The Fresh Loaf

News & Information for Amateur Bakers and Artisan Bread Enthusiasts

How to substitute butter?

BakerNewbie's picture
BakerNewbie

How to substitute butter?

I'm working on a bread recipe that calls for butter. I want to use shortening instead. What is the substitution ratio of butter to shortening? Is it just 1:1? If the recipe calls for 100 grams of butter, do I just put 100 grams of shortening? My recipe says to add the butter at the end; would I do the same with shortening? Or is shortening added differently to a dough?

And how do I get back that butter flavor that I would lose? I plan to use butter extract, but not sure how much to use. What's a general guideline for this?

clazar123's picture
clazar123

Shortening is cheaper but actually most shortenings are worse for your health than butter. There is a new Transfat-free (less than .5g/serving) Crisco but it is probably more costly than the regular Crisco. Lard has saturated fats but it digests better than transfats, makes a very nice dough and is less costly. Oil can provide great enrichment in bread without having the issues of butter,margerine or lard.

Are you avoiding butter because of the cost? I can identify with that but on the other hand, unless it is a very rich dough, bread recipes don't have that much butter in them.

As far as getting the buttery taste, substitute buttermilk for some/all of the liquid or even milk.

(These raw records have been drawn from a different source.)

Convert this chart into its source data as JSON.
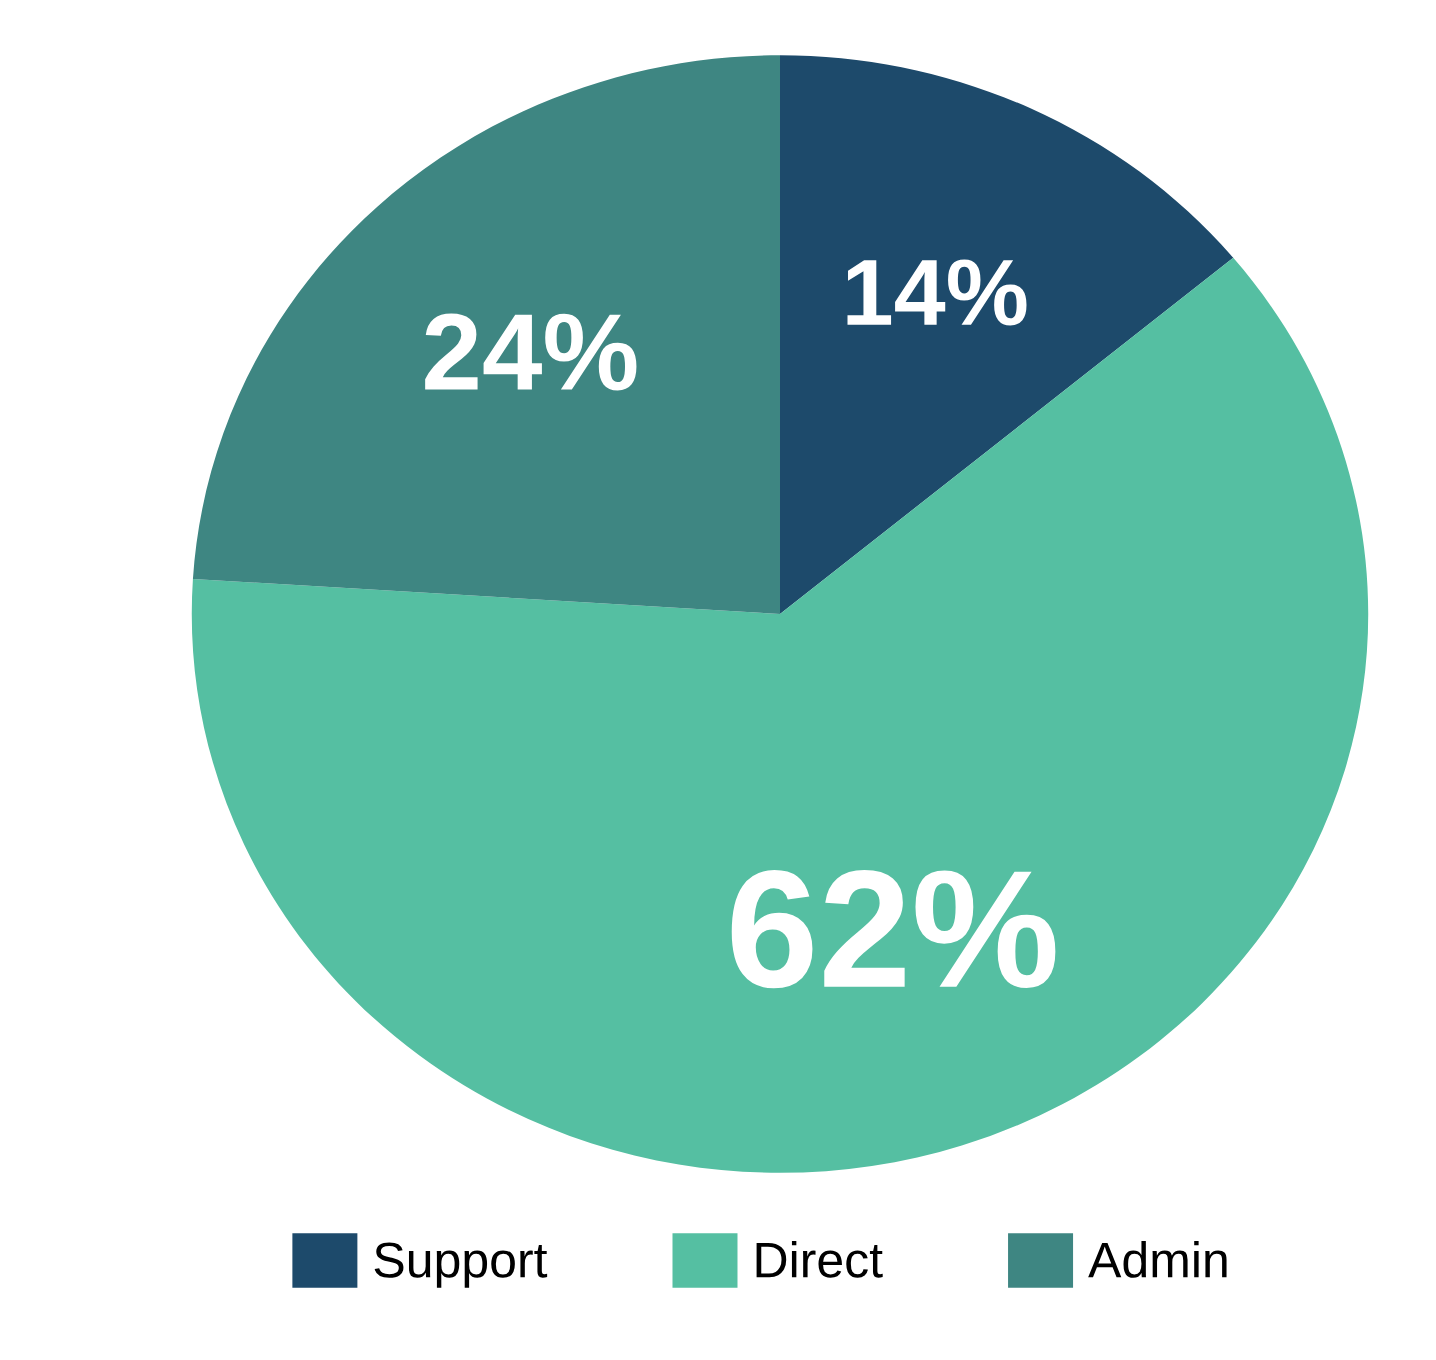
{
  "chart_data": {
    "type": "pie",
    "categories": [
      "Support",
      "Direct",
      "Admin"
    ],
    "values": [
      14,
      62,
      24
    ],
    "colors": [
      "#1d4a6b",
      "#55bfa2",
      "#3e8682"
    ],
    "value_labels": [
      "14%",
      "62%",
      "24%"
    ],
    "legend": "bottom"
  }
}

If you want to add a flavorant, please avoid the artificial butter flavors as they taste awful. I recently saw McCormick spices (I'm in the USA) has a natural butter flavor out. I have never tasted it but the ingredients look acceptable to me.

https://www.amazon.com/McCormick-Butter-Extract-Natural-Flavors/dp/B000B6FLOI?th=1

Lastly, butter/fats can be left out of bread and yield a good loaf. If you require more moisture, add some mashed potato (white/yellow/orange,etc) and use some of the potato cooking water. A cheap and very delicious bread results from this.

Bake some deliciousness with love!

Colin2's picture
Colin2

Can we ask what kind of recipe?  It's one thing if this is brioche, another if it's, say, a pullman loaf that uses only a little butter.

greyoldchief's picture
greyoldchief

I purchase regular crisco and the list of ingredients indicate that it has no transfats and 3.5 grams of saturated fat per serving (1 tablespoon (12 grams)).  The label has a substitution for butter at 1 cup of crisco plus 2 tablespoons of water equals 1 cup of butter.

Hope this helps

BakerNewbie's picture
BakerNewbie

The 2 tablespoon water makes sense. Thanks.

How is shortening used in place of butter? Does the shortening need to be melted first? Do I just add it at end of my kneading process, like with the butter?

semolina_man's picture
semolina_man

Butter is often salted, therefore it includes salt.  If your recipe does not specifically name unsalted butter, salt needs to be added if substituting vegetable shortening for butter.  Flavor will not be the same if the salt is not added.  

 

If unsalted butter is listed in the recipe, ignore the above.